Once it was said, “… for all who take the sword will perish by the sword.” (Matthew 26:52) So we see the rise in the number of predations among youth, even among the youngest, the rise of domestic violence. We speak of road rage as a common thing. It is true what the theologians have said, that sin darkens the intellect, and weakens the will. Having sown the wind of abortion we now reap the whirlwind. This appears in every quarter of our culture and on every day. And that just from the first of the “sacraments of death” of our secular human culture.
The toleration of sexual perversions among inverts, widespread contraception, easy access to “no fault” divorce, the killing of the elderly, radical feminism, embryonic stem cell research — all of these things defile and debase our human nature and our human destiny. Should we cry out with the prophet “To the mountains, ‘Cover us,’ and to the hills, ‘Fall on us’” (Hosea: 10:8), lest other peoples see and, God forbid, imitate us?
I ran across, in one parish, prayers of the faithful with the intention that “we pray for those who work and demonstrate for the cause of life and the unborn, the aged and the defected, that they may persevere in spite of the ridicule they receive sometimes, even from pastors and priests.” I shudder to think that might be true. We know from the sad experience of recent years that some Catholics (even among priests) are so warped and perverted from their Catholic vocation, that they are capable of enormities. But, they should know that it was no prelate or bishop or pope that said, “Suffer the little children to come to me and do not hinder them” (Matthew 19:14). The Invisible Head of the Church will one day come to judge the living and the dead and the world by fire, particularly those who have either by acts of omission or commission, destroyed innocent human life.
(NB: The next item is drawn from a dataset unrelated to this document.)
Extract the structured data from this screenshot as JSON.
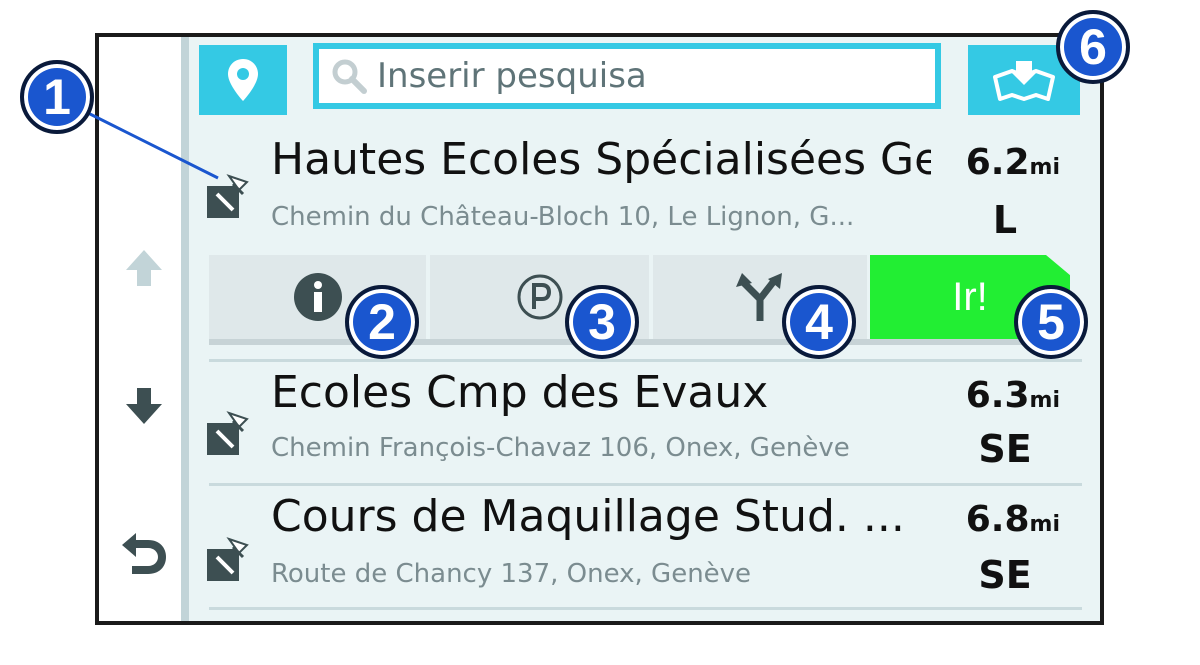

It is the duty of every Catholic to support the work of the parish Pro-Life directors and commissions and to work for the extirpation from our society of all those who in any way foster or promote these things. I wholeheartedly endorse the activities of our Pro-Life Office in the sure and certain knowledge that divine justice will not allow those who act against human life to prosper. These unholy sacraments of our secular culture are the seeds of the destruction of our nation.
Think for yourself: what nation that kills its young, perverts marriage, prevents new life, and destroys the family, kills those deemed useless, makes the war of the sexes into a real war, and manipulates the genetic basis of human nature, can long endure?